Crawford watched her face for some indication of who it might be and whether he should wait. She held up one long, red-lacquered fingernail, indicating that he should wait. Finally, she held the phone out to him. “Alison.”
Chapter 22
I sat in the barracks of the New York State Troopers, in my pajamas and slippers, looking like a sad homeless person who had been picked up on the side of the road. The only differenc
e between me and a sad homeless person was that they probably wouldn’t be handcuffed to the chair on which they were sitting. I sat in the room, alone, watching people go past the window in the door, hoping that I would recognize one of them sooner or later. My stomach growled from hunger, but it was obvious that I wasn’t getting anything to eat in the near future.
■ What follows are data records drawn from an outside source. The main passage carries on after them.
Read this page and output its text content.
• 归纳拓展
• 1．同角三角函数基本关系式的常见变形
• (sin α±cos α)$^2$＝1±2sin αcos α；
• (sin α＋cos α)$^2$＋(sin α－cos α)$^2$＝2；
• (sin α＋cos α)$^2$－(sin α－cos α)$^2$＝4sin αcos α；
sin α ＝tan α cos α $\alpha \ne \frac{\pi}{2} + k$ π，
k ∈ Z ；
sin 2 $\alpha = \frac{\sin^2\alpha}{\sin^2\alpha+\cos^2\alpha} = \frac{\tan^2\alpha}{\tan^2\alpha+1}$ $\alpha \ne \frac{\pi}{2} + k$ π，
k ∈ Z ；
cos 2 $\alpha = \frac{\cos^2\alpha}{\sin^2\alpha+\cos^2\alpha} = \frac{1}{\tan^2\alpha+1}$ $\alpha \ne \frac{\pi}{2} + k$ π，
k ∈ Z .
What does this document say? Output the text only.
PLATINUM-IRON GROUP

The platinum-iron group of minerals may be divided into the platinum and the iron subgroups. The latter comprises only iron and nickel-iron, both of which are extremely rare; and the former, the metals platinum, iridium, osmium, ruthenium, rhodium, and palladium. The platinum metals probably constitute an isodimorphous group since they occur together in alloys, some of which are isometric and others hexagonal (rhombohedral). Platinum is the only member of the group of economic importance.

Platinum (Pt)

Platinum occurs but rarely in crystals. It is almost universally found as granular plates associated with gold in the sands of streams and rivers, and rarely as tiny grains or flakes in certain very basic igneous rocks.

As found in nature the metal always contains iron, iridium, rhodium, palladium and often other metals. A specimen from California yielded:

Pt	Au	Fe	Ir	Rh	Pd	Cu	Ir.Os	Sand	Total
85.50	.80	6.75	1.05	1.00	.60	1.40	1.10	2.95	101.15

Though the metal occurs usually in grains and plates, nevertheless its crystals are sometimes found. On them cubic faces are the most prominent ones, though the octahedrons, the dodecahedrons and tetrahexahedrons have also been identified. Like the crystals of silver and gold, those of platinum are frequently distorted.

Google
I heard a loud voice, not unlike Crawford’s, coming from outside the room and the door burst open suddenly. A short, pudgy man with eyes and coloring similar to Crawford appeared, his long-sleeved polo shirt half-tucked into khaki pants; he was swinging a beat-up leather satchel. He was Crawford after a whirl in a food processor—same features, but lost in the fat of his face. Everything was compressed and rearranged. “Hey,” he said, holding out his hand. “Jimmy Crawford. I’m your lawyer.”
“Hey,” I said back, waving my uncuffed hand. “I can’t shake right now.”
His face turned hard. “They’ve got you cuffed?”
I pointed with my good hand to my cuffed hand, attached to the metal chair on which I sat.
“For fuck’s sake,” he said, and exited the room. Moments later, he returned with the state trooper who had pulled me over. The trooper knelt beside me and uncuffed me, without speaking a word. I didn’t think he was so cute anymore. He gave Jimmy a look as he prepared to exit and it wasn’t the “pleased to meet you” look.
“You ever hear of professional courtesy, son?” Jimmy asked.
The trooper stopped and turned to stand over Jimmy, at least a head taller. The scene resembled a terrier squaring off with a Doberman, but my money was on the scrappy ratter, aka my new lawyer. Crawford had told me that his brother was an experienced attorney and quite the legal mind. When I called him with my sanctioned one phone call, he said he would call Jimmy instead of coming himself, given the circumstances of my situation.